La volonté d’ouverture au cinéma international de la part de l’Académie va en effet très loin cette année, puisque elle convie de même des légendes du cinéma asiatique, européen et latino-américain. Côté indien, c’est le mythe bollywoodien Shah Rukh Khan (Devdas) qui est enfin reconnu aux États-Unis, pendant que du même contient, les noms suivants anoblissent la liste : les acteurs Takeshi Kaneshiro (Le Secret des poignards volants), Kim Min-hee (Le Jour d’après) et Andy Lau (Infernal affairs), ainsi que les réalisateurs Lee Chang-dong (Burning), Sion Sono (The Land of Hope) et Lou Ye (Nuits d’ivresse printanière).

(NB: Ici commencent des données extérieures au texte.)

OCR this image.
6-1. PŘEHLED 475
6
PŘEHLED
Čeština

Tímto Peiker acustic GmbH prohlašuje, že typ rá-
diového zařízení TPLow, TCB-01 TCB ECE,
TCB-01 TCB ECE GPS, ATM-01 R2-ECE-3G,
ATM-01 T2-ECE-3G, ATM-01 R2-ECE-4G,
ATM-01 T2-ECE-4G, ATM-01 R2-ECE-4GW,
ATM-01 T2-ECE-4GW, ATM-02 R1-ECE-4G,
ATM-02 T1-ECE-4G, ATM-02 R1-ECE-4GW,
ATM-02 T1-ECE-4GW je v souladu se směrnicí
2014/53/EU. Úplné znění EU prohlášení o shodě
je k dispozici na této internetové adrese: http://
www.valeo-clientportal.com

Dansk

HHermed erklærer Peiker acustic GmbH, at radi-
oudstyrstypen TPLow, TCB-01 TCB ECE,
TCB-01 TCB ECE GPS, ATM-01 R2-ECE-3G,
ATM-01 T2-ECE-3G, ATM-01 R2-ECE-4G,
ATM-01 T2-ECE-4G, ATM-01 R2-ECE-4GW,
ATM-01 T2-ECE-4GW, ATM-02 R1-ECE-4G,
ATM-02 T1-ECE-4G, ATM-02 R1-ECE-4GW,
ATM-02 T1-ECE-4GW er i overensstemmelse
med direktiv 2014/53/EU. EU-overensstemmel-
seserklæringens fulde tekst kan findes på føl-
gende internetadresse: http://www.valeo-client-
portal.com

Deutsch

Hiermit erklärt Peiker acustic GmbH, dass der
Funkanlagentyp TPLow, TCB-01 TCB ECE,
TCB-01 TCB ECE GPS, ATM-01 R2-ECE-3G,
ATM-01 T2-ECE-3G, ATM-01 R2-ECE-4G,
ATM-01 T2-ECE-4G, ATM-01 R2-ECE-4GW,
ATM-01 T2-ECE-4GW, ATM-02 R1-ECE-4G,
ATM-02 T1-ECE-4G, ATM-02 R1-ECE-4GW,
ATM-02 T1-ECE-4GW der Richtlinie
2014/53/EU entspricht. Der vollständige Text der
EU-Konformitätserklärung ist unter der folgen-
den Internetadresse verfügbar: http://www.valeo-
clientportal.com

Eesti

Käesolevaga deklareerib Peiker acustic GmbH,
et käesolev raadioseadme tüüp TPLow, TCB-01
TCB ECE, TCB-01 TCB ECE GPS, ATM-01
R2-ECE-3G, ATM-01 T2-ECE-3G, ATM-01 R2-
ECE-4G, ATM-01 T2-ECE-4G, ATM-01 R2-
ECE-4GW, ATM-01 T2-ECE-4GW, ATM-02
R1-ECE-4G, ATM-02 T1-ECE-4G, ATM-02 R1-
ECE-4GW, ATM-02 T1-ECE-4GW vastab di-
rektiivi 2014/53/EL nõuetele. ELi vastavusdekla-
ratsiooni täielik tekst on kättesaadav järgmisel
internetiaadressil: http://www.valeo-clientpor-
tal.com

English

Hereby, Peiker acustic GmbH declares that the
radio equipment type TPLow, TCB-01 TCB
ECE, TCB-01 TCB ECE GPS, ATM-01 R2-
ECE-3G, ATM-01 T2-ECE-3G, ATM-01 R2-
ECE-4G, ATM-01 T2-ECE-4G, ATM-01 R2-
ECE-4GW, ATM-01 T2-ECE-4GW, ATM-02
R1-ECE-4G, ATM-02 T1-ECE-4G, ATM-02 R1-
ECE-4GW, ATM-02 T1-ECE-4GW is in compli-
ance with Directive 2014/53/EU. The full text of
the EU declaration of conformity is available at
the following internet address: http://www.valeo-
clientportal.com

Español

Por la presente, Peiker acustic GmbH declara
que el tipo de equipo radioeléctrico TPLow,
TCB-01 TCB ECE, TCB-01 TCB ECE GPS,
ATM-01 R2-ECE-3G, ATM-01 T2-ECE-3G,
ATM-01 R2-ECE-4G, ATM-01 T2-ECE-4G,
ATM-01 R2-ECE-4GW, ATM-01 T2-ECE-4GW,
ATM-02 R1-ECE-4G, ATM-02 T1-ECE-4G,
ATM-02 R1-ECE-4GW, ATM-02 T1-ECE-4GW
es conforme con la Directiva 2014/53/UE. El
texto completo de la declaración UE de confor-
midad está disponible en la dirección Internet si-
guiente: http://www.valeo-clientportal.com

De la part de nos voisins européens, notons l’inclusion des Italiens Marco Bellocchio (Fais de beaux rêves), Alice Rohrwacher (Heureux comme Lazzaro) et sa sœur actrice Alba Rohrwacher (Ma fille), du Norvégien Joachim Trier (Oslo 31 août), du Suédois Roy Andersson (Un pigeon perché sur une branche philosophait sur l’existence), de l’Allemand Christian Petzold (Transit), de même que de nombreux Espagnols : Pablo Berger (Abracadabra), Javier Camara (Parle avec elle), Rossy De Palma (Madame), Mateo Gil (Realive), Carmen Maura (Femmes au bord de la crise de nerfs), Angela Molina (Étreintes brisées), Eduardo Noriega (Vies brûlées) et Emma Suarez (Julieta). Sans oublier la frontière grande ouverte avec l’Amérique latine que sont invités de franchir la Brésilienne Alice Braga (La Cité de dieu), l’Argentin Ricardo Darin (Everybody knows) et la Chilienne Paulina Garcia (La Fiancée du désert).